If you compare the two, you'll notice the Cakelisp version has an each-in-range invocation which actually generates a <rect XML element on each iteration. This means I can freely mix the XML-specific tags with Cakelisp.

This is effectively a template engine for arbitrary XML formats. The format is for example what makes SVG different from HTML, which are both representable in XML. In Cakelisp a macro defines formats like so:

(define-xml-format svg
    "svg" "title" "!DOCTYPE" "?xml"
    "defs" "mask" "g"
    "rect" "path" "circle")

I define a list of tags that should be parsed as XML output rather than Cakelisp invocations. That's really all I need for my purposes. I could be more advanced and instead load an XML schema, but that would be significantly more complex to implement.


This syntax is significantly more intuitive and convenient to write than other XML generation APIs.

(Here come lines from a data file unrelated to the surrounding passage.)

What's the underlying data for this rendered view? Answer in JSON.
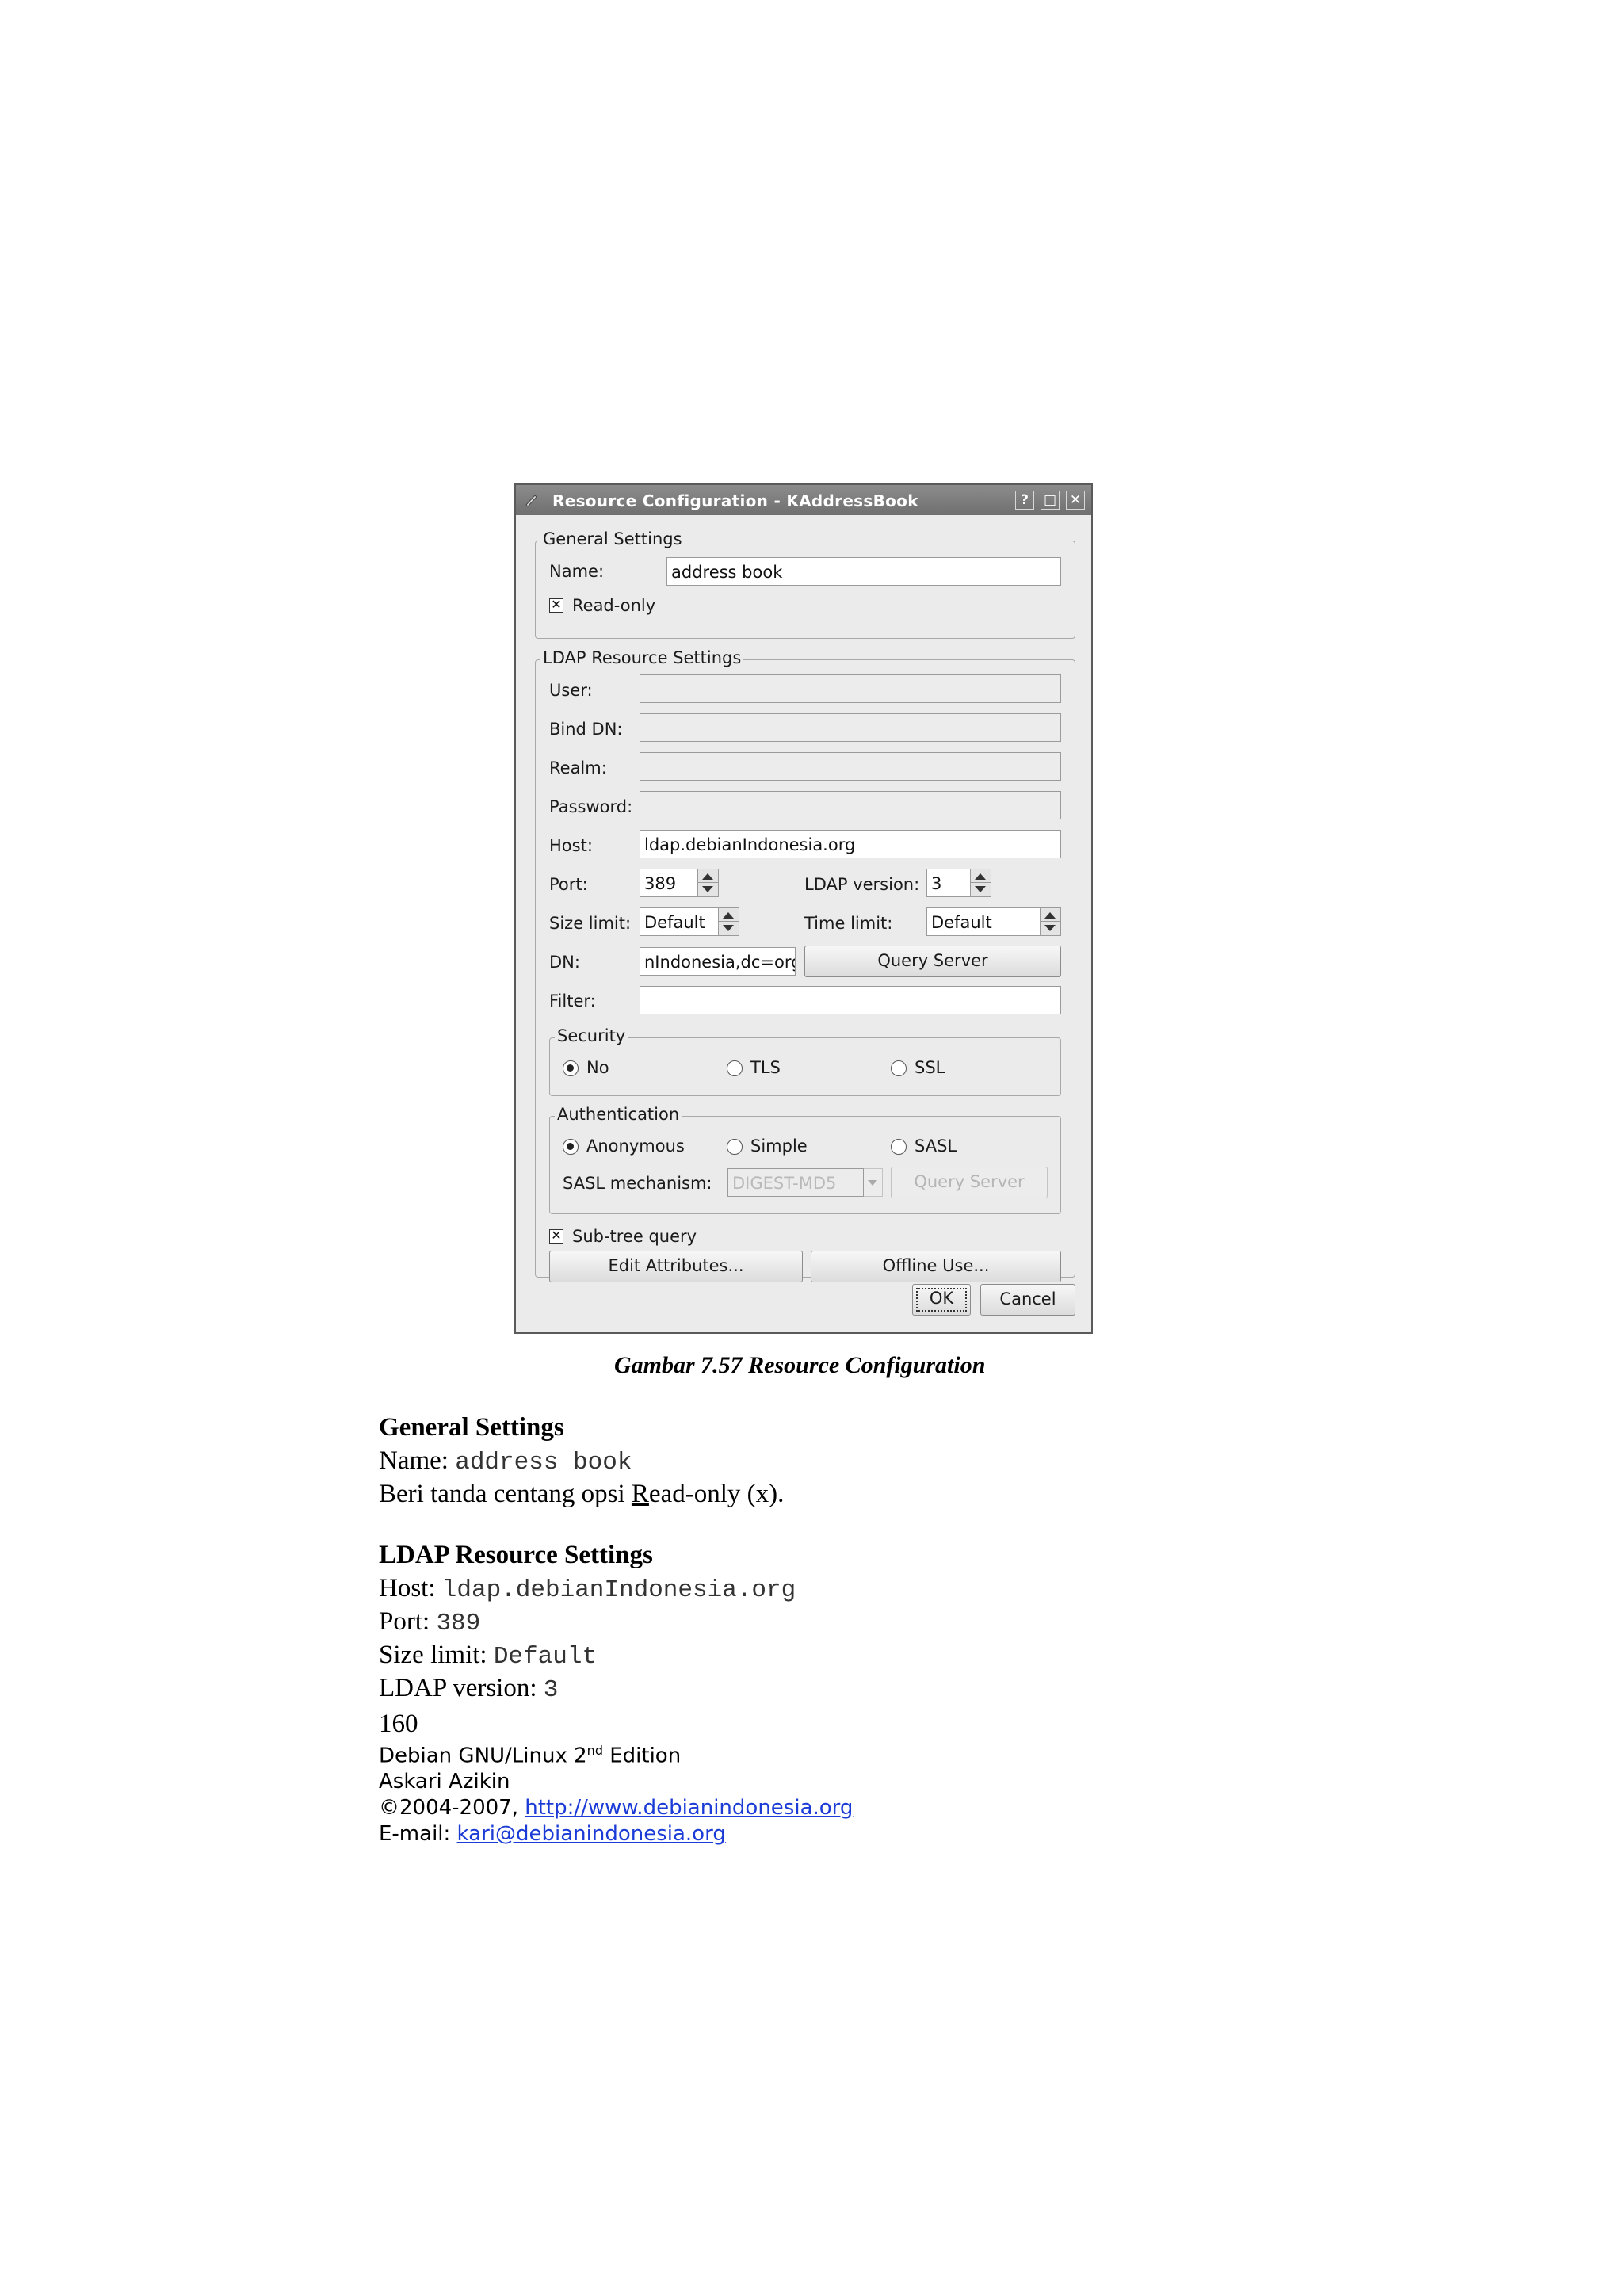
{
  "window": {
    "title": "Resource Configuration - KAddressBook",
    "buttons": {
      "help": "?",
      "maximize": "□",
      "close": "✕"
    }
  },
  "general": {
    "title": "General Settings",
    "name_label": "Name:",
    "name_value": "address book",
    "readonly_label": "Read-only",
    "readonly_checked": true
  },
  "ldap": {
    "title": "LDAP Resource Settings",
    "user_label": "User:",
    "binddn_label": "Bind DN:",
    "realm_label": "Realm:",
    "password_label": "Password:",
    "host_label": "Host:",
    "host_value": "ldap.debianIndonesia.org",
    "port_label": "Port:",
    "port_value": "389",
    "ldap_version_label": "LDAP version:",
    "ldap_version_value": "3",
    "size_limit_label": "Size limit:",
    "size_limit_value": "Default",
    "time_limit_label": "Time limit:",
    "time_limit_value": "Default",
    "dn_label": "DN:",
    "dn_value": "nIndonesia,dc=org",
    "query_server_label": "Query Server",
    "filter_label": "Filter:",
    "filter_value": "",
    "security": {
      "title": "Security",
      "options": [
        "No",
        "TLS",
        "SSL"
      ],
      "selected": "No"
    },
    "authentication": {
      "title": "Authentication",
      "options": [
        "Anonymous",
        "Simple",
        "SASL"
      ],
      "selected": "Anonymous",
      "sasl_mechanism_label": "SASL mechanism:",
      "sasl_mechanism_value": "DIGEST-MD5",
      "query_server_label": "Query Server"
    },
    "subtree_label": "Sub-tree query",
    "subtree_checked": true,
    "edit_attributes_label": "Edit Attributes...",
    "offline_use_label": "Offline Use..."
  },
  "dialog_buttons": {
    "ok": "OK",
    "cancel": "Cancel"
  },
  "caption": "Gambar 7.57 Resource Configuration",
  "doc": {
    "general_heading": "General Settings",
    "name_prefix": "Name: ",
    "name_value": "address book",
    "instruction_pre": "Beri tanda centang opsi ",
    "instruction_underlined": "R",
    "instruction_post": "ead-only (x).",
    "ldap_heading": "LDAP Resource Settings",
    "host_prefix": "Host: ",
    "host_value": "ldap.debianIndonesia.org",
    "port_prefix": "Port: ",
    "port_value": "389",
    "size_prefix": "Size limit: ",
    "size_value": "Default",
    "ldapver_prefix": "LDAP version: ",
    "ldapver_value": "3"
  },
  "footer": {
    "page_number": "160",
    "book_title_pre": "Debian GNU/Linux 2",
    "book_title_sup": "nd",
    "book_title_post": " Edition",
    "author": "Askari Azikin",
    "copyright_pre": "©2004-2007, ",
    "website": "http://www.debianindonesia.org",
    "email_pre": "E-mail: ",
    "email": "kari@debianindonesia.org"
  }
}
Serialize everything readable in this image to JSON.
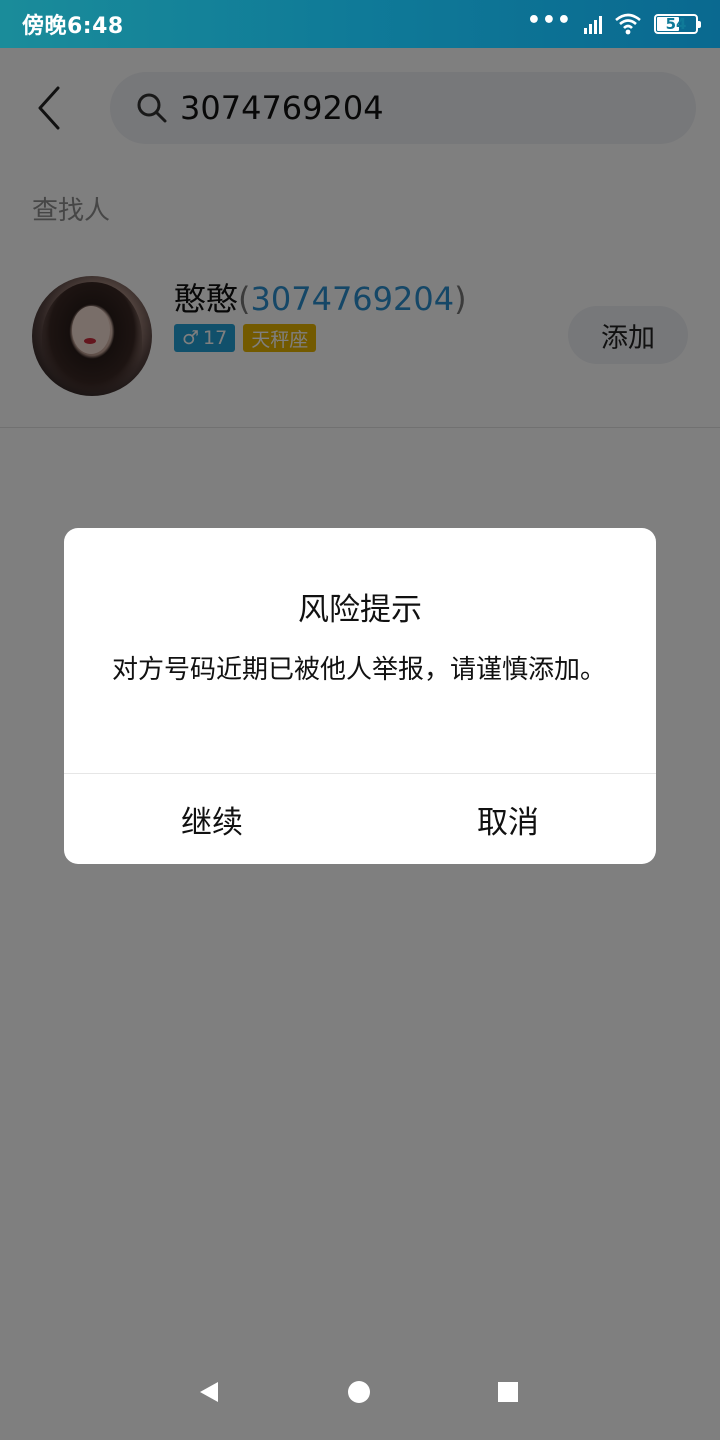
{
  "status_bar": {
    "time": "傍晚6:48",
    "battery": "54",
    "dots": "•••"
  },
  "search": {
    "value": "3074769204",
    "placeholder": ""
  },
  "section": {
    "label": "查找人"
  },
  "result": {
    "name": "憨憨",
    "uid": "3074769204",
    "paren_open": "(",
    "paren_close": ")",
    "gender_symbol": "♂",
    "age": "17",
    "zodiac": "天秤座",
    "add_label": "添加"
  },
  "dialog": {
    "title": "风险提示",
    "message": "对方号码近期已被他人举报，请谨慎添加。",
    "continue_label": "继续",
    "cancel_label": "取消"
  },
  "colors": {
    "accent_blue": "#2a8fcf",
    "gender_tag": "#23a0d6",
    "zodiac_tag": "#e6b400"
  }
}
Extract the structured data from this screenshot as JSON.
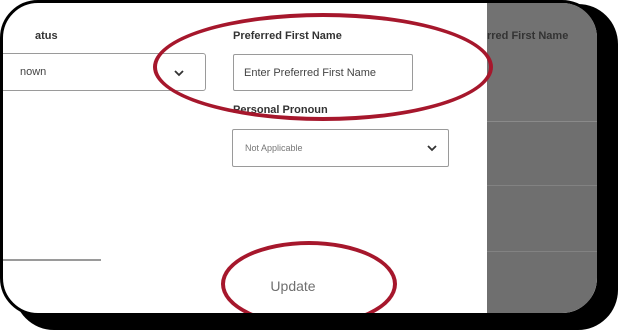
{
  "form": {
    "left_field": {
      "label": "atus",
      "value": "nown"
    },
    "preferred_first_name": {
      "label": "Preferred First Name",
      "placeholder": "Enter Preferred First Name",
      "value": ""
    },
    "personal_pronoun": {
      "label": "Personal Pronoun",
      "value": "Not Applicable"
    },
    "update_label": "Update"
  },
  "background_panel": {
    "label": "rred First Name"
  },
  "annotation": {
    "color": "#a6172c"
  },
  "icons": {
    "select_chevron": "chevron-down-icon"
  }
}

For example, here's a popular C++ library, RapidXML, being used to create an XML document[^1]:

// Write xml file =================================
xml_document<> doc;
xml_node<>* decl = doc.allocate_node(node_declaration);
decl->append_attribute(doc.allocate_attribute("version", "1.0"));
decl->append_attribute(doc.allocate_attribute("encoding", "utf-8"));

xml_node<>* root = doc.allocate_node(node_element, "rootnode");
root->append_attribute(doc.allocate_attribute("version", "1.0"));
root->append_attribute(doc.allocate_attribute("type", "example"));

xml_node<>* child = doc.allocate_node(node_element, "childnode");

// Convert doc to string if needed
std::string xml_as_string;
rapidxml::print(std::back_inserter(xml_as_string), doc);

As you can see, it's much more boilerplate to generate a document that is actually even simpler than the example document from the beginning of this article.

The simple fact of the matter is that C++ does not allow you to customize the language to generate this data easily. You can make something horrible in an attempt to make it better, but it isn't going to be as convenient as the full-power macro version Cakelisp allows you to make.

If you must generate XML using C or C++, I would recommend using some form of code generation. Don't hand-write code a computer could write faster!


The full text of the macro can be found here. It's 146 lines of Cakelisp. While it did require a couple days of up-front investment, I now have the confidence to write XML without dragging my feet, which is pretty cool.

[^1]: The snippet is from this blog.